When you say “lean” is just looking at the numbers. In reality, inside the cylinders, you don’t know what’s happening. There are a number of causes which determines incomplete combustion and hence air pollution. Have a look at this article:

https://x-engineer.org/automotive-engineering/internal-combustion-engines/performance/effects-of-vehicle-pollution-on-human-health/

It gives an overview of the factors which contribute to incomplete combustion.

## Thomas

Thanks Anthony

air volume is important for what? Air volume is useful and important Per se or its stored oxygen? As we know, the more air, the more power, because more fuel can burn, so our intention of absorbing more air, is reaching more oxygen? Or no, the volume itself is required and can provide us power “indirectly” by its mass?

Thanks

## Anthony Stark

Hi Thomas,

What is important is oxygen, not the actual air. The reason is that oxygen makes combustion possible. For example air contains also nitrogen, which is not needed because leads to the formation of nitrogen oxides (NOx). The more air you have in the cylinder, the more oxygen, the more fuel you can burn, the higher the pressure, the higher the torque, the higher the power.

## Thomas

Good explanation.

But Have some questions which may not be sooo relevant, As we know 1 litre of gasoline has about 9kw of energy, now questions are:

1- as SI engines have 25~30% efficiency, it means what it gains is 1.8~2 kw of that 9kw?? Apart from losses.

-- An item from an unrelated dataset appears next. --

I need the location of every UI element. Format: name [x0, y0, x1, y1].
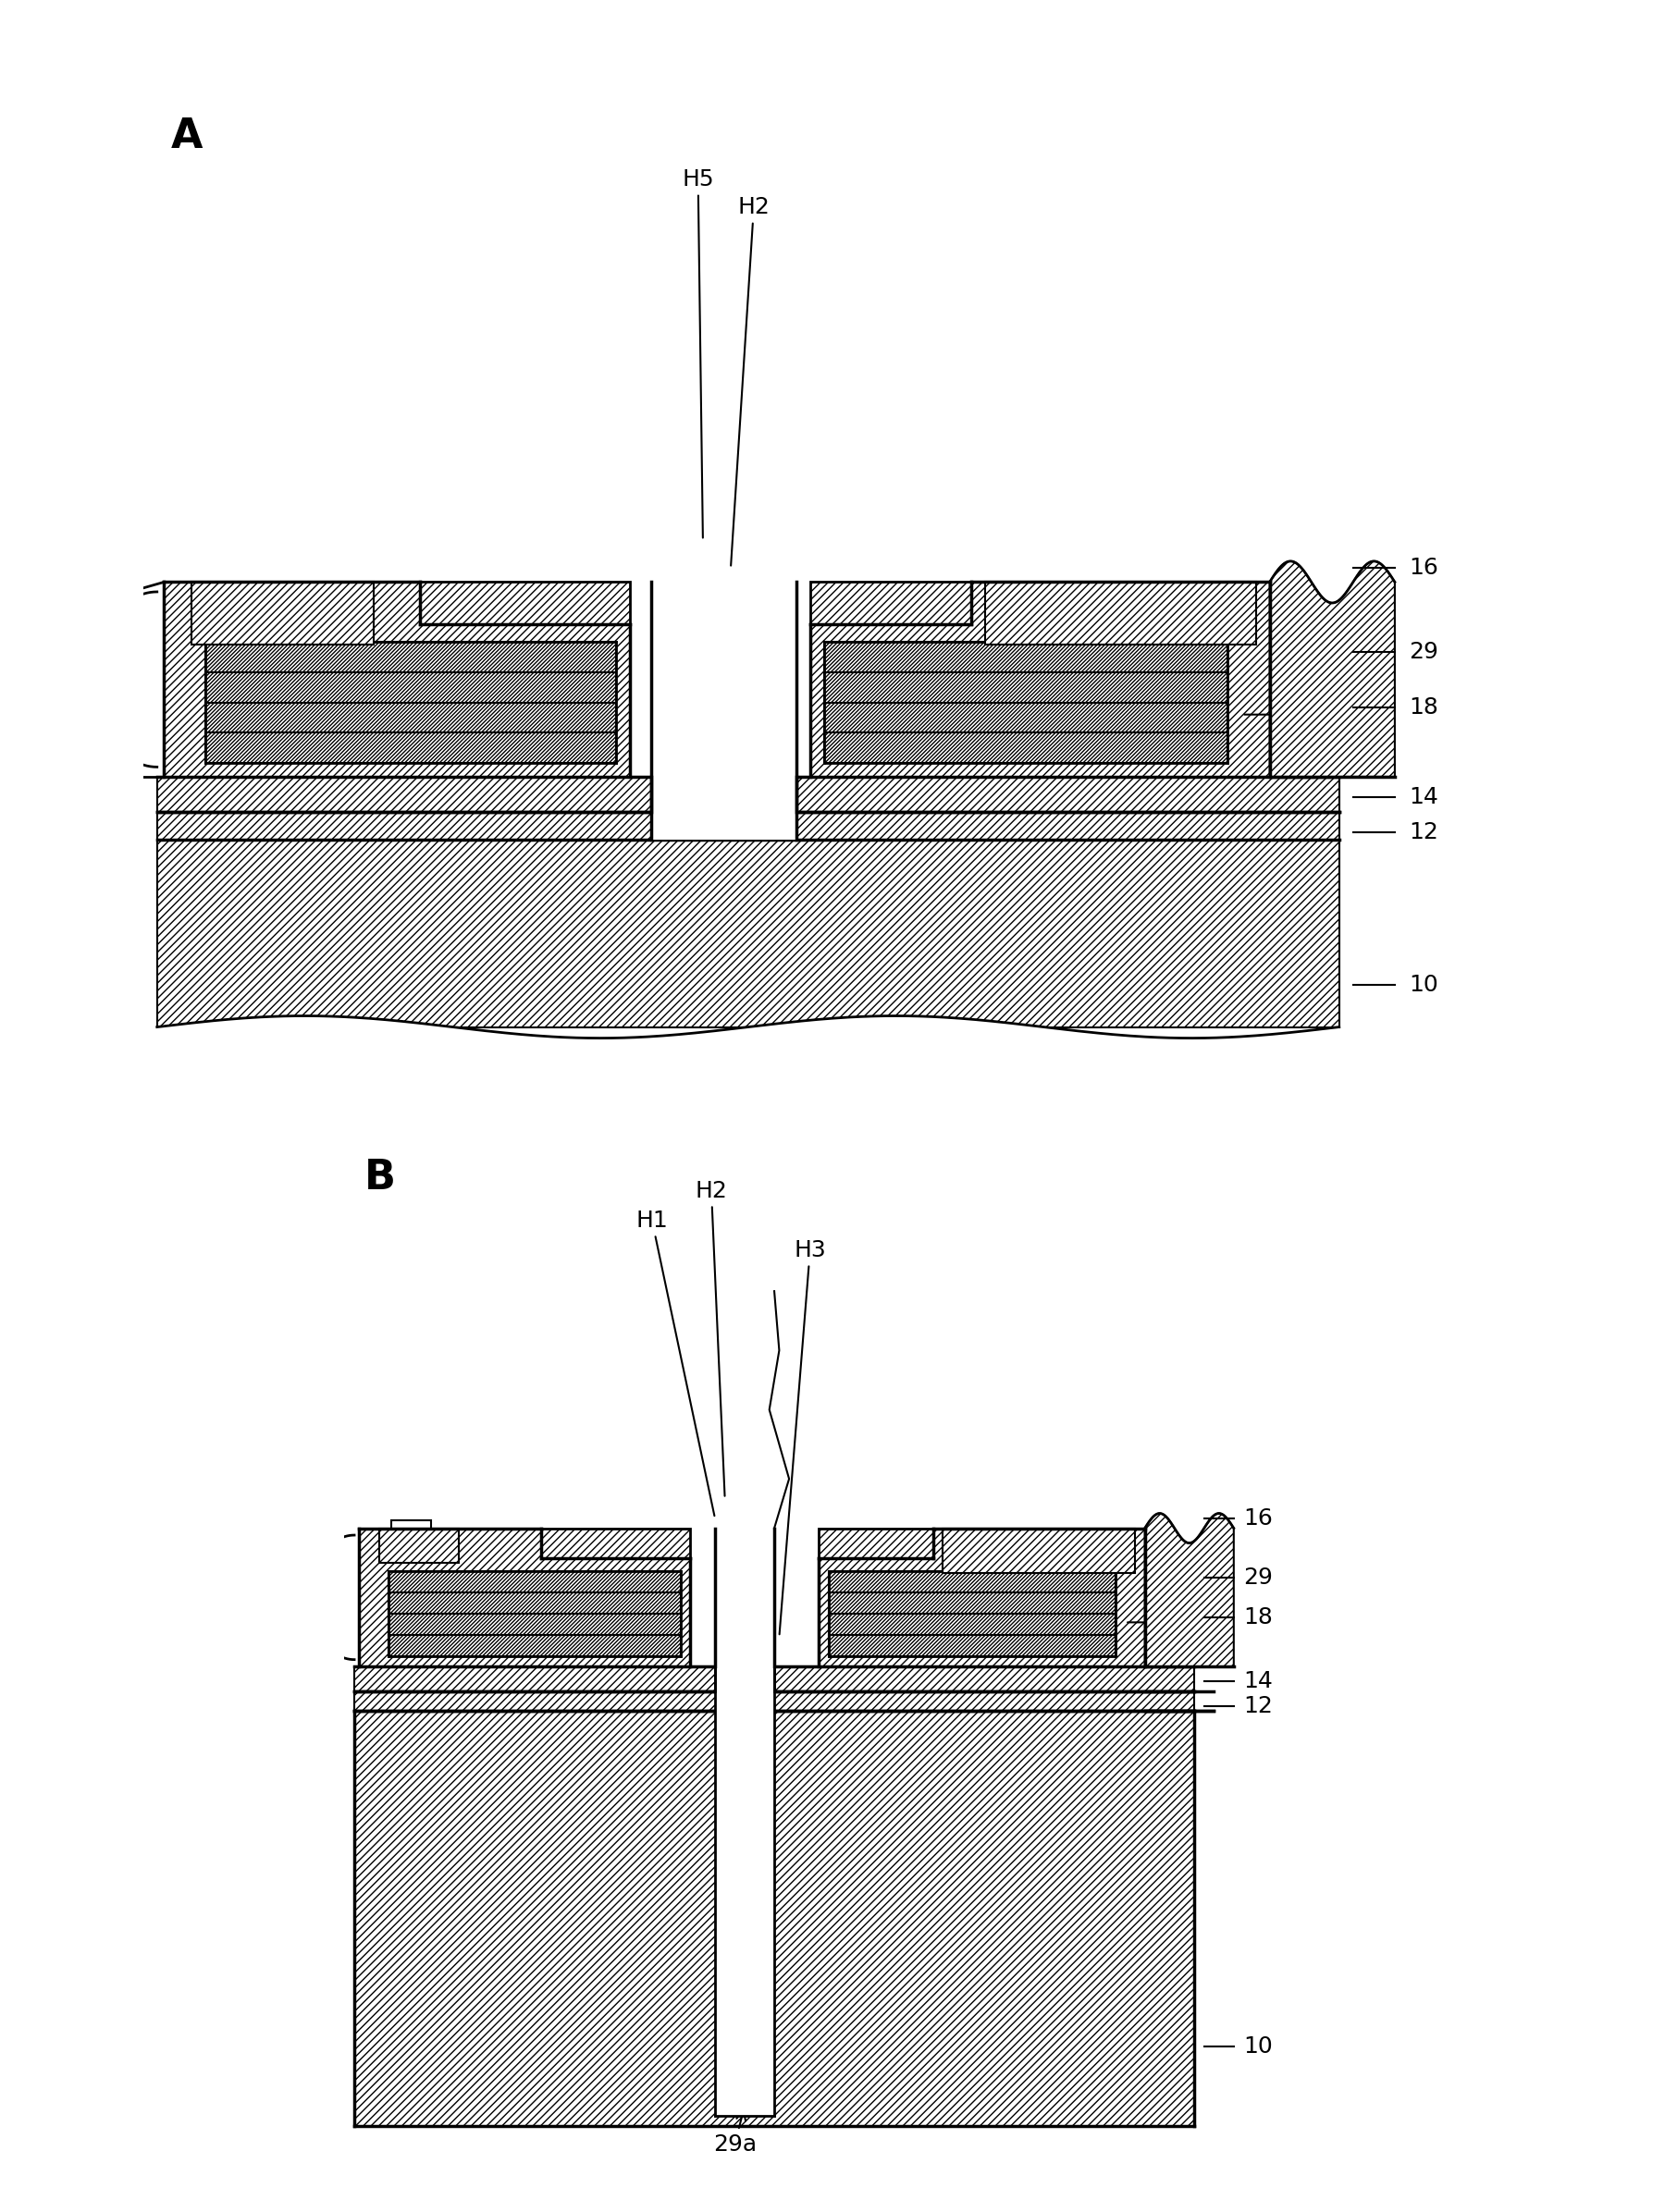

2- how theoretically is possible to get 100% efficiency or better to say , gaining that 9kw!!

3- fulll burning means obtaining that 9kw??

Regards

## Anthony Stark

Hi Thomas,

1. 25% efficiency means that if the theoretical power within the fuel is 100 kW, what you get at the crankshaft is 25 kW.

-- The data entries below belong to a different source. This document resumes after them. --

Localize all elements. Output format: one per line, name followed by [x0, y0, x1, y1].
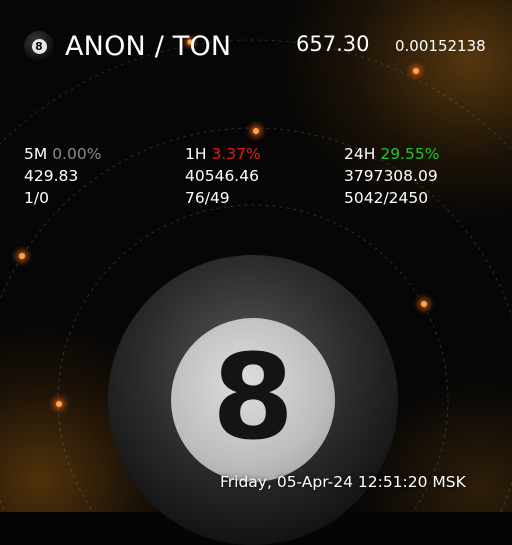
orbit-dot: [181, 33, 199, 51]
orbit-dot: [48, 393, 70, 415]
change-percent: 0.00%: [52, 145, 102, 163]
change-percent: 3.37%: [211, 145, 261, 163]
token-pair-title: ANON / TON: [65, 30, 232, 62]
orbit-dot: [413, 293, 435, 315]
datetime-stamp: Friday, 05-Apr-24 12:51:20 MSK: [220, 473, 466, 491]
trades-value: 5042/2450: [344, 189, 429, 207]
volume-value: 429.83: [24, 167, 79, 185]
period-label: 1H: [185, 145, 207, 163]
period-label: 24H: [344, 145, 376, 163]
logo-glyph: 8: [31, 38, 47, 54]
trades-value: 1/0: [24, 189, 49, 207]
eight-ball-logo-icon: 8: [24, 31, 54, 61]
orbit-dot: [245, 120, 267, 142]
volume-value: 3797308.09: [344, 167, 438, 185]
stats-5m: 5M 0.00% 429.83 1/0: [24, 143, 101, 209]
orbit-dot: [11, 245, 33, 267]
period-label: 5M: [24, 145, 48, 163]
stats-24h: 24H 29.55% 3797308.09 5042/2450: [344, 143, 439, 209]
price-ton: 0.00152138: [395, 37, 486, 55]
eight-ball-number: 8: [211, 328, 295, 466]
orbit-dot: [405, 60, 427, 82]
eight-ball-face: 8: [171, 318, 335, 482]
change-percent: 29.55%: [380, 145, 440, 163]
trades-value: 76/49: [185, 189, 230, 207]
header: 8 ANON / TON: [24, 28, 231, 64]
volume-value: 40546.46: [185, 167, 259, 185]
stats-1h: 1H 3.37% 40546.46 76/49: [185, 143, 261, 209]
price-usd: 657.30: [296, 32, 370, 56]
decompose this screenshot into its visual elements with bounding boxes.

2. This is practical impossible since you’ll need to have 100% of the fuel burned and absolutely no heat transfer from the burning mixture to the engine block.

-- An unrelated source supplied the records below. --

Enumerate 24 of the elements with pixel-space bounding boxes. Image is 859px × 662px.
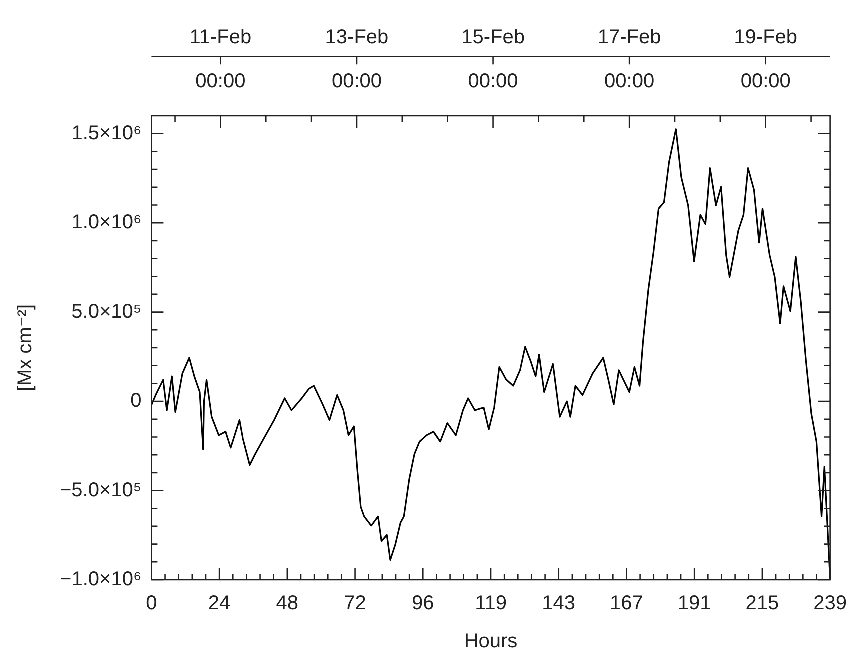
x2-tick-label: 17-Feb 00:00 xyxy=(598,26,662,93)
x-tick-label: 239 xyxy=(814,592,848,615)
x2-tick-label: 19-Feb 00:00 xyxy=(734,26,798,93)
y-axis-title: [Mx cm⁻²] xyxy=(14,304,37,392)
x2-tick-label: 15-Feb 00:00 xyxy=(462,26,525,93)
x-tick-label: 167 xyxy=(610,592,644,615)
x-tick-label: 215 xyxy=(746,592,780,615)
x-tick-label: 72 xyxy=(344,592,366,615)
y-tick-label: 5.0×10⁵ xyxy=(72,300,142,323)
x-tick-label: 24 xyxy=(208,592,231,615)
x-tick-label: 143 xyxy=(542,592,576,615)
x2-tick-label: 13-Feb 00:00 xyxy=(325,26,389,93)
x-tick-label: 96 xyxy=(412,592,434,615)
x-tick-label: 119 xyxy=(475,592,507,615)
x-tick-label: 48 xyxy=(276,592,299,615)
y-tick-label: 1.0×10⁶ xyxy=(72,212,142,234)
y-tick-label: −5.0×10⁵ xyxy=(60,479,142,502)
x-tick-label: 0 xyxy=(146,592,158,615)
x-tick-label: 191 xyxy=(678,592,712,615)
y-tick-label: 0 xyxy=(130,390,142,412)
y-tick-label: 1.5×10⁶ xyxy=(72,122,142,144)
y-tick-label: −1.0×10⁶ xyxy=(60,568,142,591)
x2-tick-label: 11-Feb 00:00 xyxy=(190,26,252,93)
x-axis-title: Hours xyxy=(464,630,518,653)
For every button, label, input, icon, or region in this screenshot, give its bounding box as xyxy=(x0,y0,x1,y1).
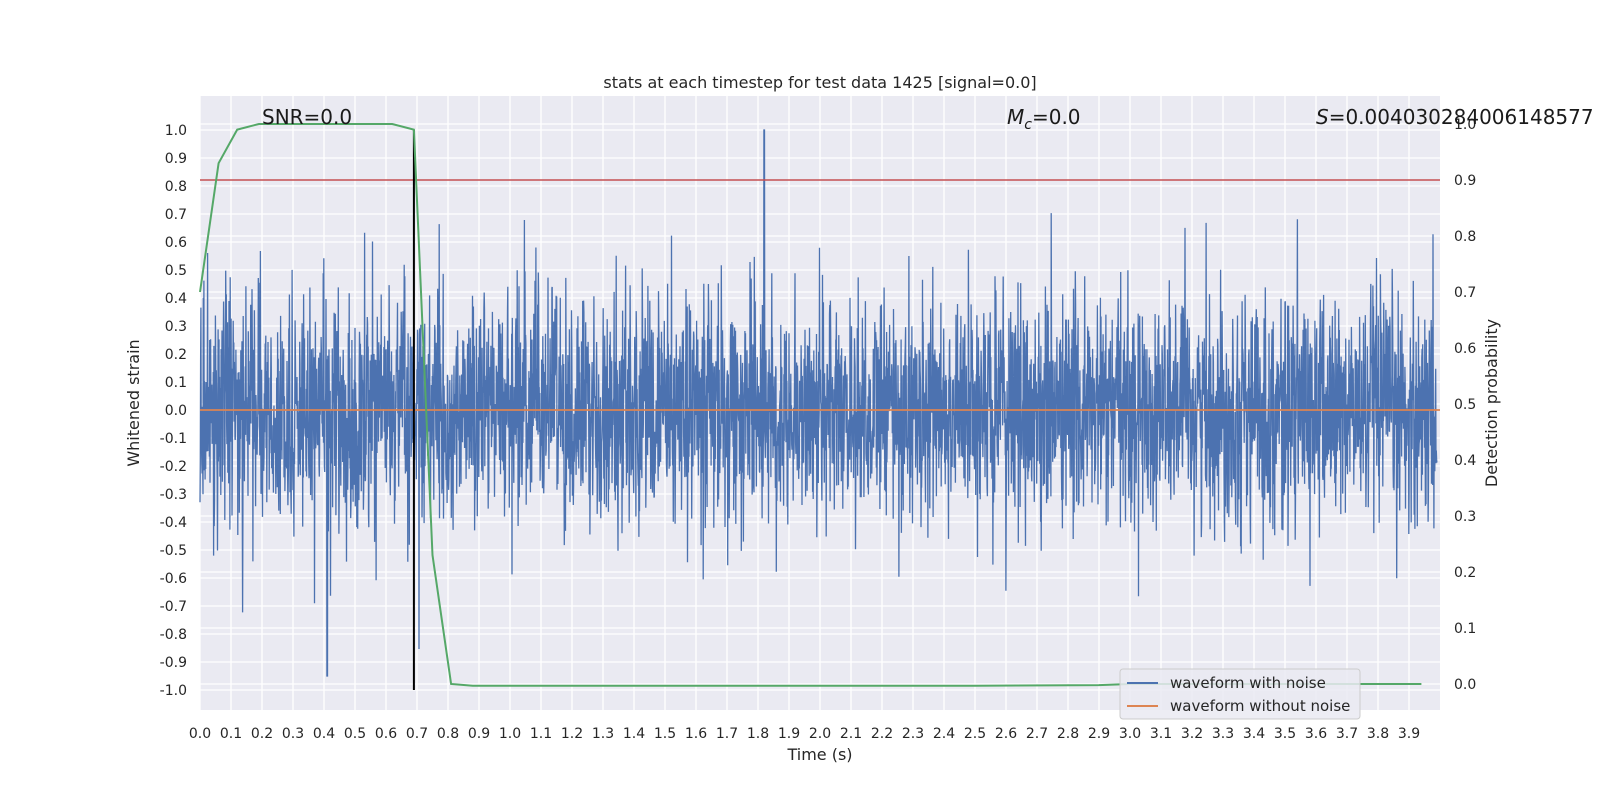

3. only if there is no heat transfer to the engine block.

## Alok

it is a wonderful explanation- free from any jargon.

I wish to know if it is for any reason that equation 3 in denominator uses Vd instead of Vd+Vc as the air volume sucked in the engine.

## jeremie

I agree with flavio, air density decrease with low air temperature, strange !

## Anthony Stark

Air density increases with lower temperature. The reason is that the molecules have lower kinetic energy and they stay close to each other hence more molecules in the same volume => higher density.

## wilson

thanks a lot for the simplicity.

## Flávio Paoliello

We know that a higher air density is beneficial to volumetric efficiency of an engine, hence the use of intercooler. So I did not undersstand why air density appear in the denominetor of the volumetric eff formula. Thanks for explaining.

## Anthony Stark

The article explains step by step the final equation. Air density appears in the denominator because it’s used to calculate the intake air volume, see equation (4).

## Jordi

Thank god!

## Tim Edes

Excellent explanation…thank you !

## Ramniwas patidar

Very good sysmatic explanation in simple way. Thanks

## Fajrul

How to know the value of volumetric efficiency theoretically depends on engine speed (rpm)?